Polskie złote i brązowe medalistki z Rio w wioślarstwie wylądowały w środę po południu w Warszawie. Na lotnisku Chopina przywitał je tłum kibiców i dziennikarzy. - Już wiemy, że to mamy. To na pewno nie jest sen - mówiła zdobywczyni złota Magdalena Fularczyk-Kozłowska.
Zebrani na warszawskim lotnisku skandowali na cześć zawodniczek "Jesteśmy dumni", a także odśpiewali "Sto lat". Wioślarki podziękowały kibicom za tak gorące przywitanie w Polsce.
- Jak wsiadałyśmy do samolotu, te emocje nam wróciły. Już wiemy, że to mamy. To na pewno nie jest sen - mówiła po przylocie złota medalistka z dwójki podwójnej Magdalena Fularczyk-Kozłowska.
- Dziękujemy, że mogłyśmy dostarczyć tyle radości i dziękujemy za wsparcie - dodała.
- To jest medal i dla nas i dla państwa - mówiła z kolei partnerująca jej Natalia Madaj. - To jest coś niesamowitego. Ja po raz kolejny się trzęsę, bo na finale się strasznie trzęsłam, a teraz pod tym dresikiem mam znowu to samo - podkreśliła zawodniczka.
- Byłyśmy jednym, wspólnym teamem - mówiła w imieniu podwójnej, brązowej czwórki Monika Ciaciuch. - To jest bardzo pozytywne uczucie i mamy nadzieję, że w przyszłości będziemy mogły dostarczyć tych pozytywnych uczuć jeszcze więcej - powiedziała.
Największy sukces żeńskiego wioślarstwa
Wioślarki wywalczyły dwa olimpijskie medale dla polskiej reprezentacji w zeszły czwartek.
Dwójka podwójna Magdalena Fularczyk-Kozłowska i Natalia Madaj wywalczyły złoto po zaciętym wyścigu z Brytyjkami, które prowadziły przez większą część dystansu. Polki pokonały rywalki o niespełna sekundę.
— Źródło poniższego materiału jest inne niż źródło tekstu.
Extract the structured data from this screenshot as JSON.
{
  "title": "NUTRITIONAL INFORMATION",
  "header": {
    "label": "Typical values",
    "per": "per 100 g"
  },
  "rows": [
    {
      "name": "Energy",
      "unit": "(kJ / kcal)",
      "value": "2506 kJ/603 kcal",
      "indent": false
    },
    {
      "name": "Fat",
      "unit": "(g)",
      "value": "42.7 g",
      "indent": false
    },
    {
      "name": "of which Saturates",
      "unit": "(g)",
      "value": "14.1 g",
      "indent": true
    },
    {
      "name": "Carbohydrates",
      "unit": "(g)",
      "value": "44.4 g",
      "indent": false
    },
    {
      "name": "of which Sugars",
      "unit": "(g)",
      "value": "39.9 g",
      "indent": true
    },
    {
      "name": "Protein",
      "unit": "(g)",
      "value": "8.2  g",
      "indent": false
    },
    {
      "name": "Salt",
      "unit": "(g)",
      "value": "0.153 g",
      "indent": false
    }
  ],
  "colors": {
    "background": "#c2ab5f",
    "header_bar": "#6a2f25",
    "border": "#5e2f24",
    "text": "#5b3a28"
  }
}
Brązowy medal igrzysk tego samego dnia zdobyła też czwórka podwójna w składzie Monika Ciaciuch (Lotto Bydgostia), Agnieszka Kobus (AZS AWF Warszawa), Maria Springwald (AZS AWF Kraków) i Joanna Leszczyńska (Warszawskie Towarzystwo Wioślarskie).
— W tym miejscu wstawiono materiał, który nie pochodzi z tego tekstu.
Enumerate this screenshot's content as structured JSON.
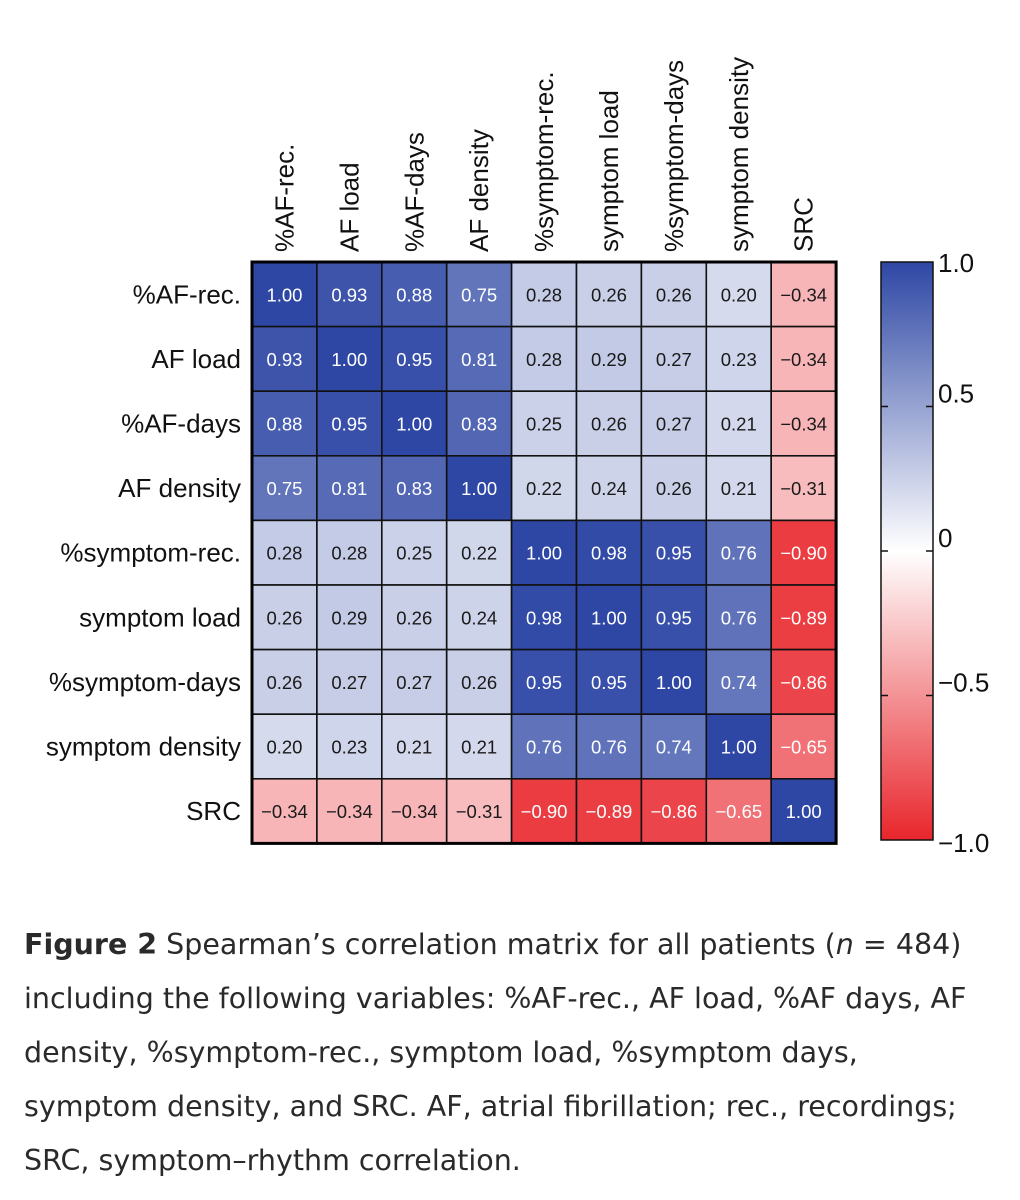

Polki prowadziły przez dużą część dystansu, ale na ostatnich 200 m ich siły osłabły i nasze reprezentantki musiały uznać wyższość Niemek oraz - tuż przed metą - Holenderek.
To największy sukces polskiego, żeńskiego wioślarstwa. W historii biało-czerwone tylko dwukrotnie stawały na podium igrzysk olimpijskich - Małgorzata Dłużewska i Czesława Kościańska w dwójce bez sterniczki na drugim stopniu podium w Moskwie (1980), a cztery lata temu w Londynie Julia Michalska z Fularczyk-Kozłowską na trzecim.